Livy’s Ab Urbe condita provides the largest number of examples and usages of bordering practices. Livy’s chronological structure may provide a clear understanding  of conceptual and practical meanings, which the Romans gave to the line of separation between two different realities (commonly named boundaries).

AUC presents the most extensive use of the word finis in Latin Literature, appearing in many different contexts and with different meanings. By analysing the contexts of where finis has been used and highlighting some peculiar examples, my paper will: a) show that the massive and explicit incidence of the Livian terminology on bordering instances is constantly associated with several different contexts (religious, sacral, political, geographical, topographical) ; b) bestow a structural and chronological periodization on the contextual transformation of the term finis; c) provide several but concrete links with archaeological contexts, where a factual usage and  application of the term finis is present.

Livy is the witness of an age (1st century BC), when borders and boundary practices become more evident and necessary.
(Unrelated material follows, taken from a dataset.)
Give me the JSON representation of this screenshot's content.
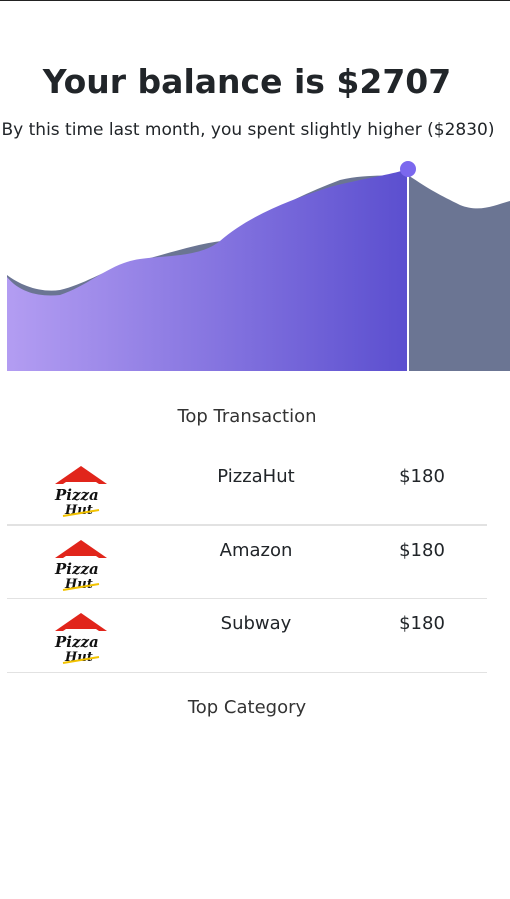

AUC probably represents the link, which connects the Archaic and the Republican border practices with the Early Empire; the Augustan policy of the borders (fines) and its purposes seems to be reflected and synthesised in Livy’s work.
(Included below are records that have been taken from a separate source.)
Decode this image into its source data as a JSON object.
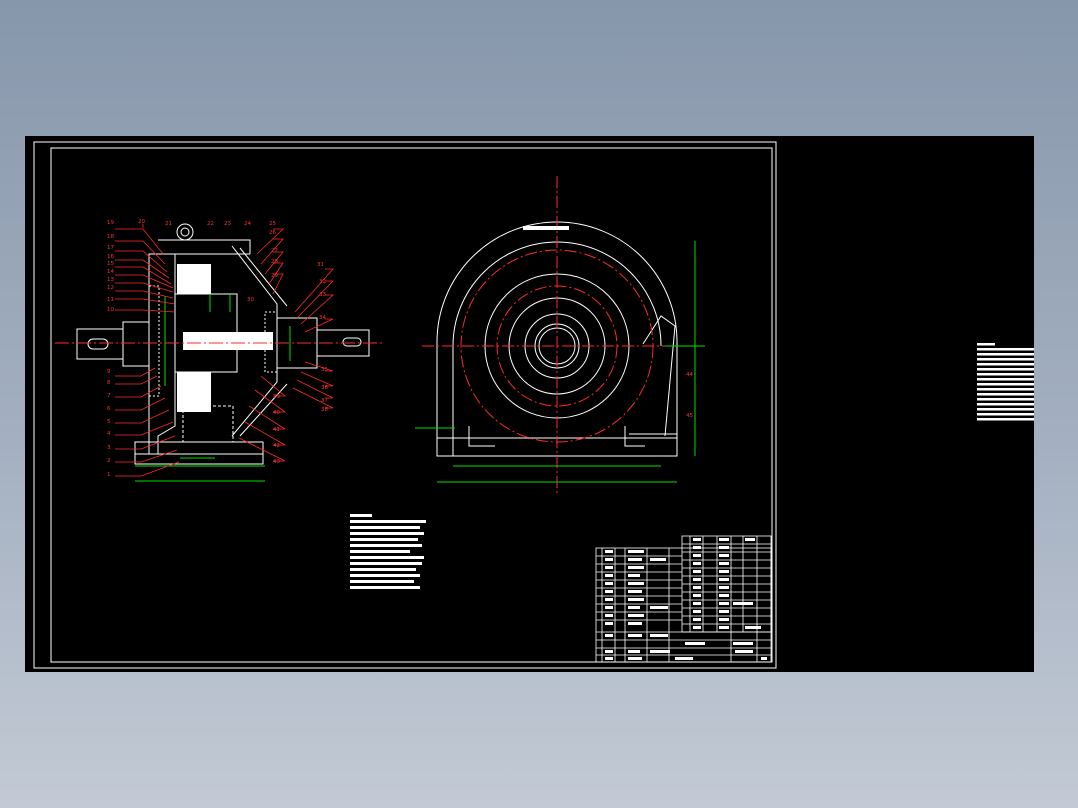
{
  "colors": {
    "background_top": "#8797ab",
    "background_bottom": "#c3cad5",
    "sheet": "#000000",
    "outline": "#ffffff",
    "leader": "#ff2a2a",
    "centerline": "#ff2a2a",
    "dimension": "#00e000"
  },
  "left_view": {
    "callouts_left": [
      "19",
      "18",
      "17",
      "16",
      "15",
      "14",
      "13",
      "12",
      "11",
      "10",
      "9",
      "8",
      "7",
      "6",
      "5",
      "4",
      "3",
      "2",
      "1"
    ],
    "callouts_top": [
      "20",
      "21",
      "22",
      "23",
      "24",
      "25",
      "26"
    ],
    "callouts_right": [
      "27",
      "28",
      "29",
      "30",
      "31",
      "32",
      "33",
      "34",
      "35",
      "36",
      "37",
      "38",
      "39",
      "40",
      "41",
      "42",
      "43"
    ]
  },
  "right_view": {
    "callouts_right": [
      "44",
      "45"
    ]
  }
}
“‘Back to the Future’: The Traditionalist Utopia in Spanish Political Thought” by Stephen Lynam

A Utopian political vision, by definition, cannot become reality. But when a political movement espousing Utopian views does not recognise that their views are Utopian, then  totalitarianism will frequently result. Leaders of such movements exhibit the propensity to use extreme force and terror to capture the state and enforce control in the cause of achieving the vision. One strand of far-right Utopian political thought, Traditionalism, however,  stands aside from this belief in force to achieve its ultimate goal. Traditionalism’s Utopian vision can be found in a mythic reimagining of the Middle Ages, a world supposedly 'organic', consensual, decentralised and united by the “social cement” of religious uniformity and fervent love of the rightful monarch. The paper discusses Traditionalist ideology, and why Pretenders  frequently espouse Traditionalist views. Ideology is discussed with some reference to British Jacobitism and French Legitimism, but mainly by reference to Spanish Carlism, the most successful movement, measured by its longevity, popular support and ideological sophistication. Focussing on the ideas of its main theoretician, Váquez de Mella, the paper explains the Traditionalist critique of liberal and socialist thought, and explores the  contradictions in Carlist ideology, particularly its inability to develop a coherent programme for winning power and implementing its programme so that its vision has remained forever Utopian.   
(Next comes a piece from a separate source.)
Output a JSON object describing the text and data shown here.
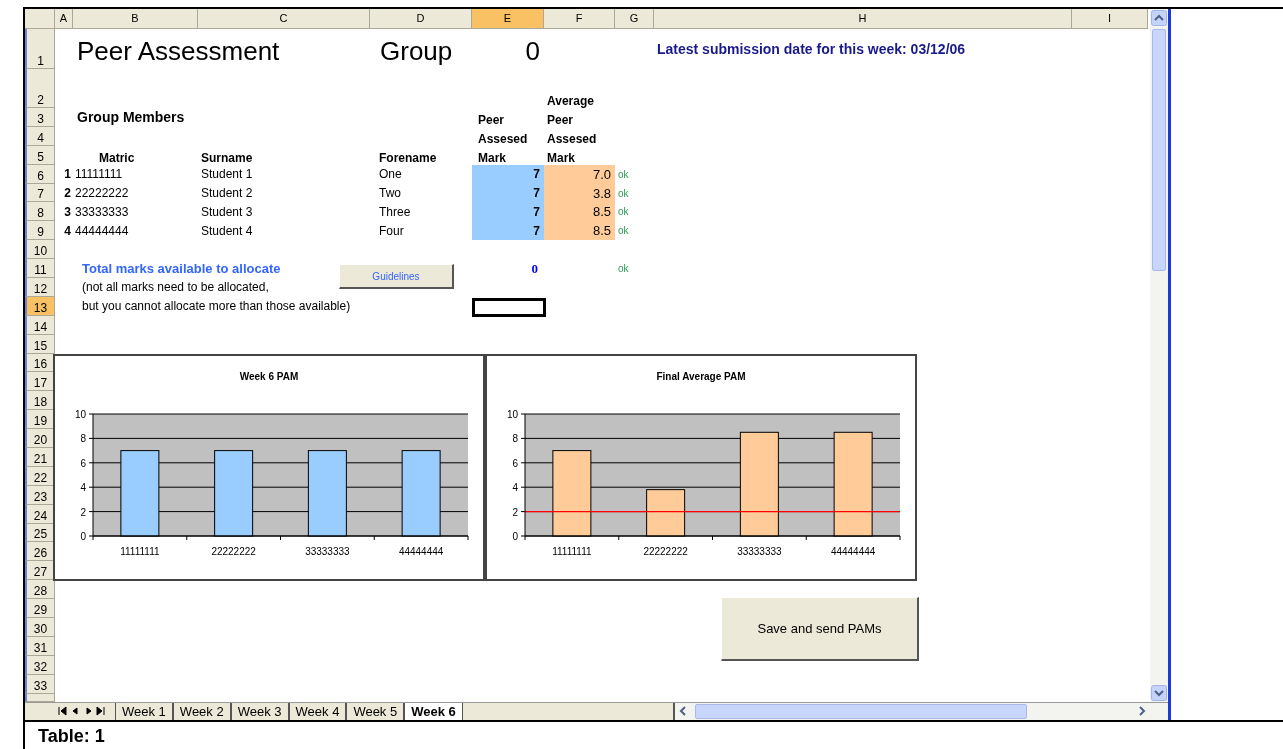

'''Not something we can afford to ignore'': the Mosley-Marchbank case and Labour responses to British fascism, 1933-36.' by James Parker

Accounts of the British Labour movement’s responses to the threat of fascism in the 1930s have tended to focus on the international dimension and foreign policy, to the extent that the approach taken by the Labour party, Trades Union Congress and individual trade unions to fascist political organisation within Britain has been relatively neglected. Focussing on a High Court slander case which pitted the General Secretary of the National Union of Railwaymen, John Marchbank, against Sir Oswald Mosley, leader of the British Union of Fascists, this paper attempts to pull several strands of existing analysis together with often-overlooked evidence in order to develop a more detailed account of the Labour movement’s response to fascism in Britain in the crucial period 1933-36. It suggests that this response, based on the gathering of detailed empirical evidence on fascist activity and aimed at exposing fascists to public scrutiny, was both more systematic, and more effective, than often supposed; furthermore that analysis of Labour’s approach to British fascism can also reveal broader aspects of the movement’s political culture in the period.